The BioImage Study is the next phase of the High-Risk Plaque Initiative, an industry-funded joint research and development effort to advance the understanding, recognition and management of high-risk plaque (HRP), the primary underlying cause of heart attacks and the leading cause of death in the Western world.

The next phase of the High-Risk Plaque Initiative will leverage advances in diagnostic imaging and blood biomarker science to reduce morbidity, mortality and cost associated with cardiovascular disease

The current method of reducing cardiovascular disease relies on minimizing risk factors, an effective strategy to some degree, however, insufficient for treating established but asymptomatic disease such as HRP. Although the pharmaceutical industry has discovered promising treatment options to reduce the risk of heart attack or stroke associated with HRP, the therapeutic potential of these drugs is compromised by a general inability to identify the people who would benefit most from them. The BioImage Study is designed to identify those individuals with undetected but high-risk
atherosclerosis in the months or years before a heart attack or stroke occurs, by taking advantage of the latest technologies in biomedical imaging and molecular medicine. This approach integrates a set of clinical measurements that may reliably and reproducibly predict those who are most at risk of heart attack or stroke associated with HRP, who would benefit from innovative therapies.

“The BioImage Study is expected to answer many important questions that would help us devise strategies to markedly reduce the burden of cardiovascular disease,” said Valentin Fuster, M.D., Ph.D., a leading international cardiologist and chairman of the Scientific Advisory Board for the HRP Initiative and principal investigator of the BioImage Study. “The collaboration between academia, diagnostic and therapeutic industry participants and a leading health benefit provider creates an unprecedented opportunity to do a different kind of study to search for these answers in a way that would otherwise not be possible.” In addition to his work with the HRP Initiative, Dr. Fuster serves as director of the Zena and Michael A. Wiener Cardiovascular Institute and the Marie-Josée and Henry R. Kravis Center for Cardiovascular Health and Director of Mount Sinai Heart.

Participants in the BioImage Study will have physical measurements taken (e.g., height, weight, blood pressure and waist/hip circumferences) and blood samples drawn for a number of advanced molecular analyses. Many of these participants will also undergo procedures to capture images of
their hearts and cardiovascular systems. Based on this information, the HRP Initiative will work to discover and validate blood biomarkers that correlate with the imaging data, and that are predictive of future heart attack and stroke associated with HRP.

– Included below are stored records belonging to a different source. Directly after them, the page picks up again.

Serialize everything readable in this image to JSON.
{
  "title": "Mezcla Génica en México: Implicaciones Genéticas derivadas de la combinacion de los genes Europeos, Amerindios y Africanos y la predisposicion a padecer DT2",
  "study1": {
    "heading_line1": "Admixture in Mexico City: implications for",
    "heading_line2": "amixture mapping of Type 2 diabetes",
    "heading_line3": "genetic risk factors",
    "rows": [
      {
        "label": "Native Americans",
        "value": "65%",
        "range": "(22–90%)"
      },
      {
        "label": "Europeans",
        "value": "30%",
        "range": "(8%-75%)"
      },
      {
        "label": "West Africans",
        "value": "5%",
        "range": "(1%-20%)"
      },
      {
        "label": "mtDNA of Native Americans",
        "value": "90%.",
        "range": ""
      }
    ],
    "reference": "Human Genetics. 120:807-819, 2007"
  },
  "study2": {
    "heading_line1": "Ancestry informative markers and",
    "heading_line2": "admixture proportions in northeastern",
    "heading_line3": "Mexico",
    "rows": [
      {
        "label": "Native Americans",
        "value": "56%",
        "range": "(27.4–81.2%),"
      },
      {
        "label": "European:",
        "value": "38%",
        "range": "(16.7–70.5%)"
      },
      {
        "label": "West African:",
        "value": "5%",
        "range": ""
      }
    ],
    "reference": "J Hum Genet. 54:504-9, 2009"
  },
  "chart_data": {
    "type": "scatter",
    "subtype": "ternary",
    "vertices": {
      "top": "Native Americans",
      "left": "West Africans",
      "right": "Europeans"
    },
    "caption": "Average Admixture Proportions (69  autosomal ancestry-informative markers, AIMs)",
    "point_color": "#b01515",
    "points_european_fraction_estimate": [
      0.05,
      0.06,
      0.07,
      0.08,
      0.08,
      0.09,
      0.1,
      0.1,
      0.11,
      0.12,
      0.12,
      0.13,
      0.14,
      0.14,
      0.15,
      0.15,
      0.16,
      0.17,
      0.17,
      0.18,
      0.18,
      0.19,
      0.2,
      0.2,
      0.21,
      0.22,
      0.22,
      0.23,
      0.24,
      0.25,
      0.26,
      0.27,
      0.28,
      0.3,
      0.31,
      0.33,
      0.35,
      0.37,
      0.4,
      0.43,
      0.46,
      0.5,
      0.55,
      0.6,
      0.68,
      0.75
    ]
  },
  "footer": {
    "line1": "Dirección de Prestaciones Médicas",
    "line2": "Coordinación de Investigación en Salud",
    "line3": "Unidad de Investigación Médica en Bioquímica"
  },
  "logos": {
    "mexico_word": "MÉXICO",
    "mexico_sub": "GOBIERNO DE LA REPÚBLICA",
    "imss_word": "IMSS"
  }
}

The BioImage Study is novel not only in its design, but also in the collection of collaborative partners who have joined the HRP Initiative to address this critical medical need. Together with BG Medicine, these partners include Merck, AstraZeneca, Philips, and several distinguished members of academia. This initiative was formed with the shared goal to address atherosclerosis and its associated life-threatening consequences of heart attack and stroke. The current group of HRP Partners is seeking additional companies to collaborate in the HRP Initiative.

Humana, one of the largest publicly traded health benefits companies in the U.S., will offer to selected members in Illinois, Kentucky and Southern Florida the opportunity to participate in the BioImage Study. The study uses mobile diagnostic imaging units equipped with Philips magnetic
resonance (MR) and computed tomography (CT) systems. These units will be located at the sites in Illinois, Kentucky and Florida and will seek to enroll a total of 7,300 volunteers. The BioImage Study, which starts this week in Chicago and is expected to end in December 2008 in Florida, willenroll males age 55-80 and females age 60-80.